Lower Wertheimer is considered the center of Houston’s hipster community. Street art plays a big role, and can be found throughout the area. In 2012, Forbes named Lower Westheimer as one of “America's Hippest Hipster Neighborhoods”.

===Food scene===

A food truck in Lower Westheimer

Lower Westheimer is known for its diverse food scene ranging from Tex-Mex, Puerto Rican, Kolaches, Greek, burger joints, Sichuan, sushi, Lebanese, Vietnamese, and Thai. Food trucks also have a large presence in the area. El Real Tex Mex restaurants is considered a landmark, and is well-known both for its food and its architecture. One of the most popular restaurants, Underbelly, is known for bringing Houston's ethnic diversity together in its food. Among other popular restaurants in the area include Tex Chick, Gusto Gourmet, Mala Sichuan, UB Preserve, Rosie Cannonball, Niko Niko's, Les Noo'dle, Empire Cafe, Uchi, Hugo's, Ramen Tatsuya and more.

===Art===

====Visial arts====

Street Art in Lower Westheimer

Art businesses have been present in the area dating as far back as the 1970s. Lower Westheimer was also the location of the Westheimer Street Festival, which eventually absorbed into the Free Press Summer Festival. Since the 70s, the community has grown, and currently, one can find art galleries across the neighborhood. Famed art collectors John de Menil and Dominique de Menil opened the Menil Collection is located within the area, and it now operates as a museum.

====Music====
Throughout its history, Lower Westheimer has been a major area for live music. Many of the bars and restaurant feature live musical performances.
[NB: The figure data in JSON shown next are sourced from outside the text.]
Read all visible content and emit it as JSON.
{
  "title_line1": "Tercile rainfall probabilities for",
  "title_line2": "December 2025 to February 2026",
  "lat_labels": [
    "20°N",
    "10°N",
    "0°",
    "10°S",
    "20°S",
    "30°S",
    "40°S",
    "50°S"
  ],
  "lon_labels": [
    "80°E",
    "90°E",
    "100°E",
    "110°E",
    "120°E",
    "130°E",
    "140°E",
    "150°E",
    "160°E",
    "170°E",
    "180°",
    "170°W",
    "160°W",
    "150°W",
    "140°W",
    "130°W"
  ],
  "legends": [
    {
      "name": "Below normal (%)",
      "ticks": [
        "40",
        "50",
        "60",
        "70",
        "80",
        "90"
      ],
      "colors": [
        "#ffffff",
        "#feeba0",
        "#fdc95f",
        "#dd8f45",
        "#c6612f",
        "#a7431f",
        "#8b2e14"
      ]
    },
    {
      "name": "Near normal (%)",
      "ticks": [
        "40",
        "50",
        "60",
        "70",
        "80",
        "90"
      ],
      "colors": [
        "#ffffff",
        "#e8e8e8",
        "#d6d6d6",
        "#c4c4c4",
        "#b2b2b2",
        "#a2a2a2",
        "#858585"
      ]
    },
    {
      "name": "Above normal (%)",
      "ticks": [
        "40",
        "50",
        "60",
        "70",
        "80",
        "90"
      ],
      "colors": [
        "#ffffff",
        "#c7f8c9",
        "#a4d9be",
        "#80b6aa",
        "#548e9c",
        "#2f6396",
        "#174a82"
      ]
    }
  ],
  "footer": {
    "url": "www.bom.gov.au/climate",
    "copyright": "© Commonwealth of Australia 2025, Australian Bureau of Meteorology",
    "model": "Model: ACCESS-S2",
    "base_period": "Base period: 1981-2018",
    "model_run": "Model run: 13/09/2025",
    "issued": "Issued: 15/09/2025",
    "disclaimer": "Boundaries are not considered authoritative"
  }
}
Beyoncé and Destiny's Child performed in the area before their fame, where their usual stage was Headliners which has since left the neighborhood. Popular pop country singer Lyle Lovett also had his first performance in the Anderson Fair Retail Restaurant which is still in the area.

Other popular venues for in the area include Boondocks, Numbers, Rudyard's, and Brasil Cafe.

==Education==

The Houston Independent School District operates all public schools.

Most of the area falls in the zone of Lamar High School.